Does Branding Really Matter?

Kara Redman
Backroom
Published in
2 min readFeb 14, 2015

Great branding does more than create awareness of your product and the problems you solve. Great branding creates sustainable, organic equity around your business, where people know what experience they’ll have just by hearing your name or seeing your logo. Buying your brand helps them define who they are.

When someone says “I’m a Mac guy” he intimates his own intelligent sophistication, as someone who appreciates simplicity in design and elite performance in technology. When Mac messes up, he doesn’t ditch them, he defends them. This guy doesn’t just buy into the technical specifications of a particular machine, he’s bought into the club. And he wants you to know he’s a member. He may even try to recruit you.

As the owner of your brand, you also own the customer experience. You have the ability to design the entire experience people have when they interact with your brand and build your own tribe. By developing a strong, cohesive framework for how you talk about yourself, you set the tone for the conversations that happen when you’re not around. Your community now has the talking points to tell their friends about their experience, becoming a highly effective grassroots sales team.

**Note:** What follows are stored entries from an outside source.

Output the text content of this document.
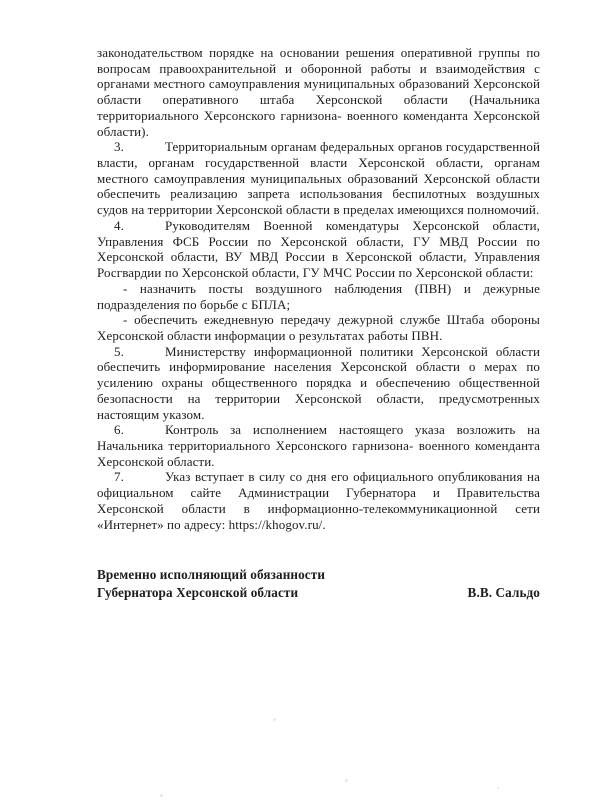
законодательством порядке на основании решения оперативной группы по
вопросам правоохранительной и оборонной работы и взаимодействия с
органами местного самоуправления муниципальных образований Херсонской
области оперативного штаба Херсонской области (Начальника
территориального Херсонского гарнизона- военного коменданта Херсонской
области).
3.	Территориальным органам федеральных органов государственной
власти, органам государственной власти Херсонской области, органам
местного самоуправления муниципальных образований Херсонской области
обеспечить реализацию запрета использования беспилотных воздушных
судов на территории Херсонской области в пределах имеющихся полномочий.
4.	Руководителям Военной комендатуры Херсонской области,
Управления ФСБ России по Херсонской области, ГУ МВД России по
Херсонской области, ВУ МВД России в Херсонской области, Управления
Росгвардии по Херсонской области, ГУ МЧС России по Херсонской области:
- назначить посты воздушного наблюдения (ПВН) и дежурные
подразделения по борьбе с БПЛА;
- обеспечить ежедневную передачу дежурной службе Штаба обороны
Херсонской области информации о результатах работы ПВН.
5.	Министерству информационной политики Херсонской области
обеспечить информирование населения Херсонской области о мерах по
усилению охраны общественного порядка и обеспечению общественной
безопасности на территории Херсонской области, предусмотренных
настоящим указом.
6.	Контроль за исполнением настоящего указа возложить на
Начальника территориального Херсонского гарнизона- военного коменданта
Херсонской области.
7.	Указ вступает в силу со дня его официального опубликования на
официальном сайте Администрации Губернатора и Правительства
Херсонской области в информационно-телекоммуникационной сети
«Интернет» по адресу: https://khogov.ru/.
Временно исполняющий обязанности
Губернатора Херсонской области	В.В. Сальдо
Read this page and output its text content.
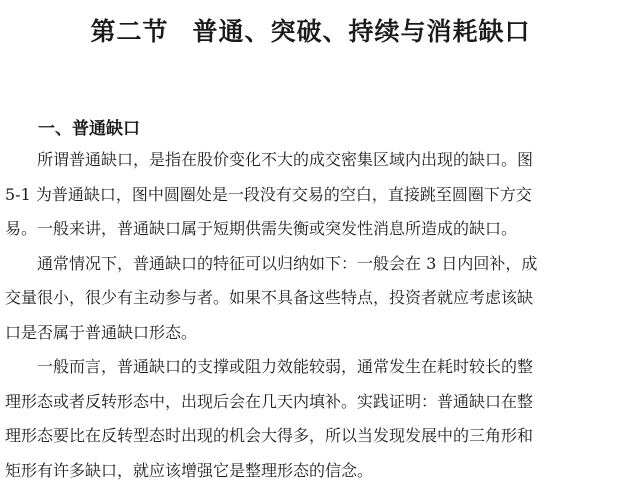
第二节 普通、突破、持续与消耗缺口
一、普通缺口
所谓普通缺口，是指在股价变化不大的成交密集区域内出现的缺口。图
5-1 为普通缺口，图中圆圈处是一段没有交易的空白，直接跳至圆圈下方交
易。一般来讲，普通缺口属于短期供需失衡或突发性消息所造成的缺口。
通常情况下，普通缺口的特征可以归纳如下：一般会在 3 日内回补，成
交量很小，很少有主动参与者。如果不具备这些特点，投资者就应考虑该缺
口是否属于普通缺口形态。
一般而言，普通缺口的支撑或阻力效能较弱，通常发生在耗时较长的整
理形态或者反转形态中，出现后会在几天内填补。实践证明：普通缺口在整
理形态要比在反转型态时出现的机会大得多，所以当发现发展中的三角形和
矩形有许多缺口，就应该增强它是整理形态的信念。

Achieving this level of strength in your brand community does not happen overnight. It takes time, commitment and focus. It requires tough decision making, scrapping ideas or even months of invested time and resources to stay true to what you set out to build. When you start thinking about leads as humans and prospecting as relationship building, the experience is more meaningful, the returns are more sustainable and you extend the shelf life of your business.